Friday, July 27, 2001
Ethics Panel Again Comes Up Short on Lobbying-Donor Limits
By a MetNews Staff Writer
After months of discussions on whether to restrict political contributions from lobbyists, the city Ethics Commission inched closer to action yesterday but still fell short of sending any proposals to the City Council.
Instead of approving final language, the panel adopted working language that would require city elected officials to recuse themselves from voting on matters on which they were lobbied by people or firms in the lobbying business if the official took $1,000 or more from that lobbyist sometime in the previous year.
The working language would also require lobbyists to disclose their contributions to elected officials if they also gave money or conducted various fund-raising activities for the official.
Contributions from city contractors or those seeking city contracts also would be subject to further disclosure and would require recusal.
The commission slated a meeting for Aug. 7 for what members appeared to agree would be a final vote on sending the matter to the council.
Panel members spent about two hours wordsmithing on a proposal prepared by their staff, but opted against a vote to approve after objections were raised by member Dale Bonner. Bonner said it was unwise to send a proposal to the City Council based on wording that members were seeing in front of them for the first time.
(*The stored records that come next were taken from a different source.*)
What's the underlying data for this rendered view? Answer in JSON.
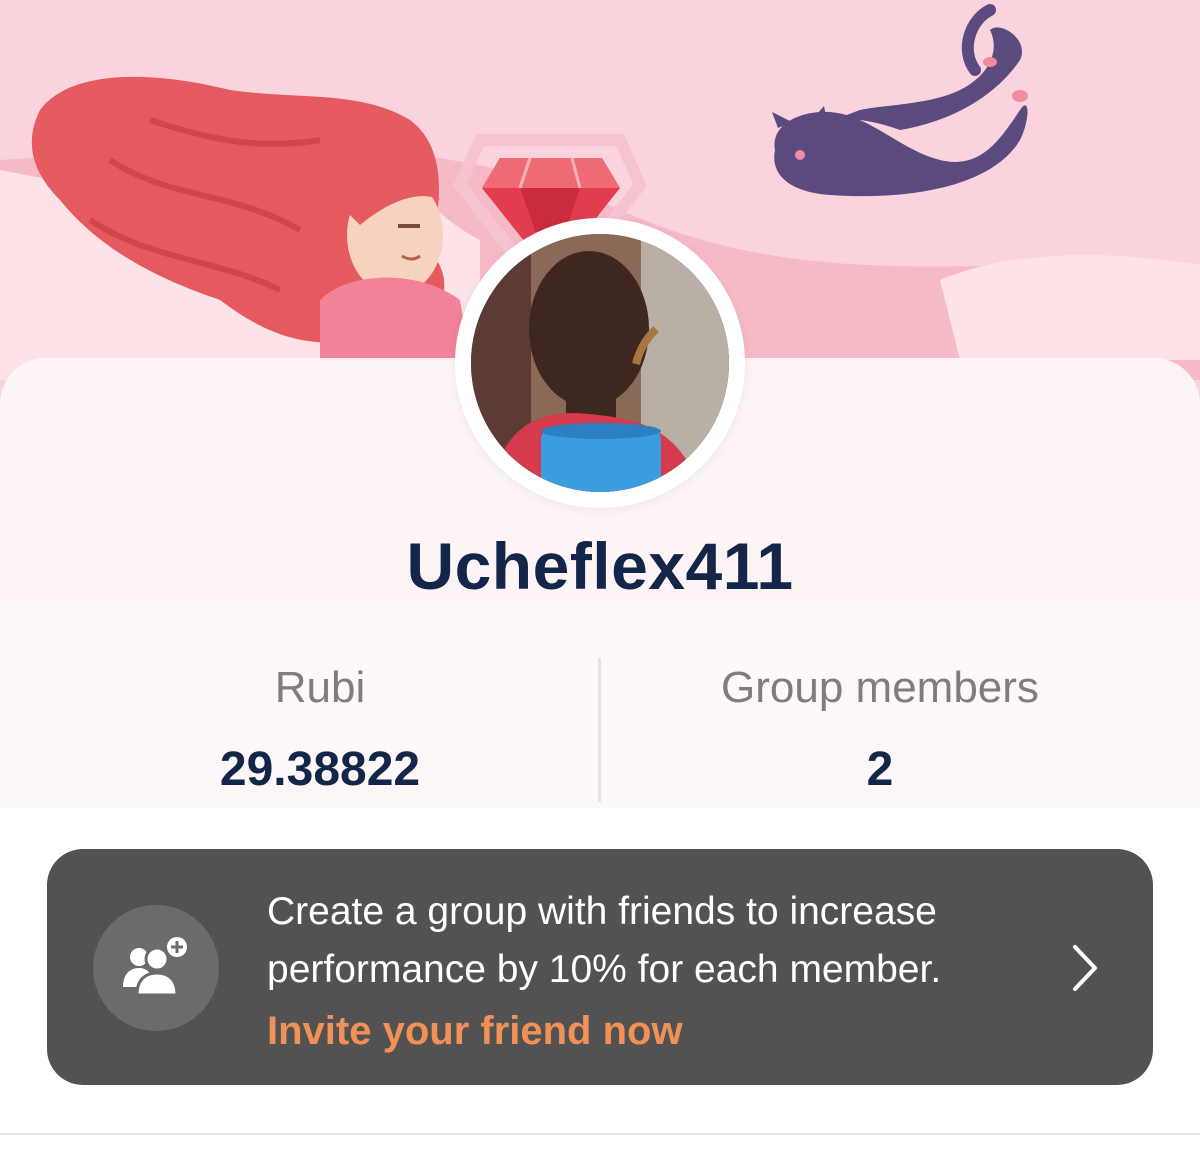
{
  "profile": {
    "username": "Ucheflex411"
  },
  "stats": {
    "left": {
      "label": "Rubi",
      "value": "29.38822"
    },
    "right": {
      "label": "Group members",
      "value": "2"
    }
  },
  "invite": {
    "description": "Create a group with friends to increase performance by 10% for each member.",
    "cta": "Invite your friend now",
    "icon": "add-group-icon"
  },
  "colors": {
    "header_bg": "#fbd3dc",
    "username": "#14254a",
    "stat_label": "#7d7d7d",
    "banner_bg": "#525252",
    "cta": "#f29155"
  }
}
But the objection reflected a deeper split on the issue that has pit the commission majority against Bonner and professional lobbyists and fund raisers. Bonner has repeatedly chafed at tightening restrictions on lobbyist-donors absent data showing that office-holders are swayed by any special access that such dual-purpose professionals enjoy.
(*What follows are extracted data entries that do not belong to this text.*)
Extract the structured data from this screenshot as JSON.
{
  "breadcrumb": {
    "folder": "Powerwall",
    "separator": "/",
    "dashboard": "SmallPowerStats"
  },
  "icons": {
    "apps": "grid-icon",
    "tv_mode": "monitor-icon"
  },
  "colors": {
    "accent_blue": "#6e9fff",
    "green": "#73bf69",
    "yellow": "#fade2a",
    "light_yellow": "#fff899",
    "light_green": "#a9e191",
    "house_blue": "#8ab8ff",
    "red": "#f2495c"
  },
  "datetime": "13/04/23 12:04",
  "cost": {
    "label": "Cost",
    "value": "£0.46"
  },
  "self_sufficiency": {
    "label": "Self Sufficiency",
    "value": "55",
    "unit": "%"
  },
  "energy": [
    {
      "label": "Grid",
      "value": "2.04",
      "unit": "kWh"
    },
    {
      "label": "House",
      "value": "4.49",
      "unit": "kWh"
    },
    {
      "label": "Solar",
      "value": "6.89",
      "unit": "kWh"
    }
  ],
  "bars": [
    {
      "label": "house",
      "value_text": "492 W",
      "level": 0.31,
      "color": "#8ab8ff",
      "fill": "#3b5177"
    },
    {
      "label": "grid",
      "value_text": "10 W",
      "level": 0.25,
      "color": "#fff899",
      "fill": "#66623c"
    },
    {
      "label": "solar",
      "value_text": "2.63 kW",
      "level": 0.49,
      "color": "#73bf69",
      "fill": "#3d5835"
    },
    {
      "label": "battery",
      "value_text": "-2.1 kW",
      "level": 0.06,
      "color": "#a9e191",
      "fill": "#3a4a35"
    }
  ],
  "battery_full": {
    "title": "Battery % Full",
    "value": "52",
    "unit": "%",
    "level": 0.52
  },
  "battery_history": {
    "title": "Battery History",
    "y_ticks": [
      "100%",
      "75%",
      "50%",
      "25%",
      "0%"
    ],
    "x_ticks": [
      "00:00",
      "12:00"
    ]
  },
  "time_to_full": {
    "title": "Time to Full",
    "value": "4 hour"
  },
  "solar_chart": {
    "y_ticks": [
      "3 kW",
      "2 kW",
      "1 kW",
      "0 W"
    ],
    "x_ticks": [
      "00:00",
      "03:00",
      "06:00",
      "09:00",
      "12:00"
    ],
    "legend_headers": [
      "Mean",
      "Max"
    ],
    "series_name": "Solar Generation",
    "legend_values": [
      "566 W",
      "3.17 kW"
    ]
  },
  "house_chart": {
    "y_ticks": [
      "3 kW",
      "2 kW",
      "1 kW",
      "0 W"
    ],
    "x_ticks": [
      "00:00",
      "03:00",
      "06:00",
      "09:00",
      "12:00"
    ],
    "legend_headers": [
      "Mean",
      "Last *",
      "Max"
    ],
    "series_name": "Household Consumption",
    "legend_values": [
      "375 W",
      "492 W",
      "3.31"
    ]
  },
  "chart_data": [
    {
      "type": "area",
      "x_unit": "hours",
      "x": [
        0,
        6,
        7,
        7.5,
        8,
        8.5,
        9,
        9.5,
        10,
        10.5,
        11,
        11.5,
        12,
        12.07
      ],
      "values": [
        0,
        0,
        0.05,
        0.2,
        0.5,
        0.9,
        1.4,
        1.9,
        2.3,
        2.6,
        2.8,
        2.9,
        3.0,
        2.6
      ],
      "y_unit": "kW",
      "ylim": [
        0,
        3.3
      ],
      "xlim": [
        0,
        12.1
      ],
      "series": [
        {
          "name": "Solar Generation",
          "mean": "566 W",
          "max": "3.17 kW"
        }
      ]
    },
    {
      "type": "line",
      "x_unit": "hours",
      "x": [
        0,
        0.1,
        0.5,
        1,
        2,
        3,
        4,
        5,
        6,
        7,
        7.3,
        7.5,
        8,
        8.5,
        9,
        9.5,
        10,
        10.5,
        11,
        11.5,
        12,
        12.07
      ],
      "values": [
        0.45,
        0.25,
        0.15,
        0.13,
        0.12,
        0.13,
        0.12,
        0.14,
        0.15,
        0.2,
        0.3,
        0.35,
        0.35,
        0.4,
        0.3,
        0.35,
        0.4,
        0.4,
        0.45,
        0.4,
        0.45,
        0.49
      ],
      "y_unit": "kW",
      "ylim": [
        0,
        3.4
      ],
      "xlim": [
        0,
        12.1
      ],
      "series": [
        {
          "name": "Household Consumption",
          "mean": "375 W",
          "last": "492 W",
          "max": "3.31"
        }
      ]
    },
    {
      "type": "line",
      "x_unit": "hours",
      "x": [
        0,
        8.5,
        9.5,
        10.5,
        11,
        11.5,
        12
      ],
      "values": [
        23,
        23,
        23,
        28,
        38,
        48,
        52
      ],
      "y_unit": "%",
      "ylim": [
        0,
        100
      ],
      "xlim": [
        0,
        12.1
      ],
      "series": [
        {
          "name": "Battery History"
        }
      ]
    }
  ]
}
The commission staff has sought comments and testimony on the topic from current and previous office-holders. But the only response came from ex-councilman Marvin Braude, who asserted that he was never swayed by such pitches, but urged the commission to act to curtail “special interests.”
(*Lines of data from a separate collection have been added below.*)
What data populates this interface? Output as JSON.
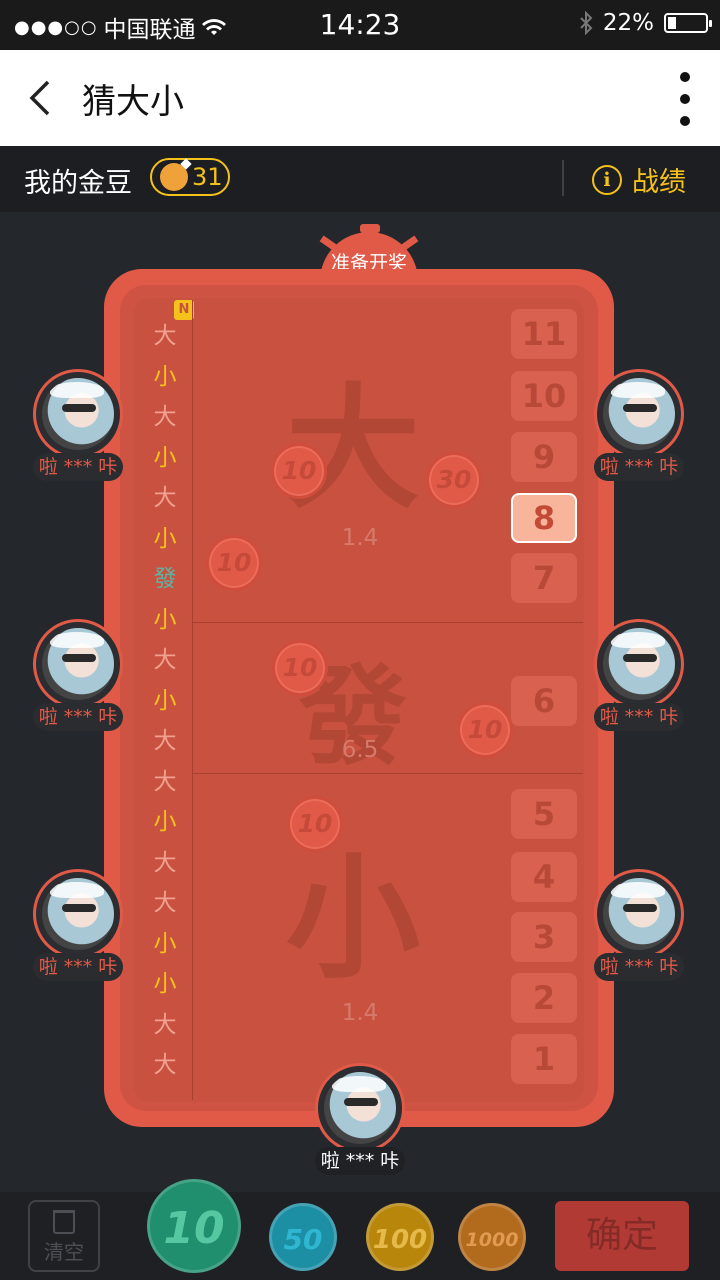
{
  "status_bar": {
    "signal": "●●●○○",
    "carrier": "中国联通",
    "time": "14:23",
    "battery": "22%",
    "battery_level": 0.22
  },
  "nav": {
    "title": "猜大小"
  },
  "gold": {
    "label": "我的金豆",
    "amount": "31",
    "record": "战绩",
    "info_glyph": "i"
  },
  "timer": {
    "label": "准备开奖"
  },
  "history": {
    "badge": "N",
    "items": [
      "大",
      "小",
      "大",
      "小",
      "大",
      "小",
      "發",
      "小",
      "大",
      "小",
      "大",
      "大",
      "小",
      "大",
      "大",
      "小",
      "小",
      "大",
      "大"
    ]
  },
  "zones": {
    "big": {
      "char": "大",
      "odds": "1.4"
    },
    "mid": {
      "char": "發",
      "odds": "6.5"
    },
    "small": {
      "char": "小",
      "odds": "1.4"
    }
  },
  "numbers": [
    "11",
    "10",
    "9",
    "8",
    "7",
    "6",
    "5",
    "4",
    "3",
    "2",
    "1"
  ],
  "selected_number": "8",
  "placed_chips": [
    "10",
    "30",
    "10",
    "10",
    "10",
    "10"
  ],
  "seats": {
    "left1": "啦 *** 咔",
    "left2": "啦 *** 咔",
    "left3": "啦 *** 咔",
    "right1": "啦 *** 咔",
    "right2": "啦 *** 咔",
    "right3": "啦 *** 咔",
    "me": "啦 *** 咔"
  },
  "bottom": {
    "clear": "清空",
    "chips": [
      "10",
      "50",
      "100",
      "1000"
    ],
    "confirm": "确定"
  },
  "colors": {
    "board": "#e15a48",
    "gold": "#f5c21b",
    "chip10": "#1f8f6e",
    "chip50": "#1d8fa5",
    "chip100": "#b8860b",
    "chip1000": "#b26a1c"
  }
}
Arguing before the commission on the other side of the matter was Steve Afriat, a lobbyist who also runs campaigns fund-raising events—and did all three activities for Braude.
At last month’s commission session, then-Councilman Mike Feuer urged the panel to ban political contributions from lobbyists altogether. Simple disclosure is meaningless, he argued, since voters just don’t care about the data.
Under current law, all lobbyists must report their income from clients who hire them to lobby city officials, and all candidates and elected officeholders must report donations of $100 or more from all contributors, including lobbyists.
The commission’s latest focus on curbing dual lobbyist-donor activities was sparked by a February article in the Los Angeles Times, which spotlighted the dual roles played by Afriat and others.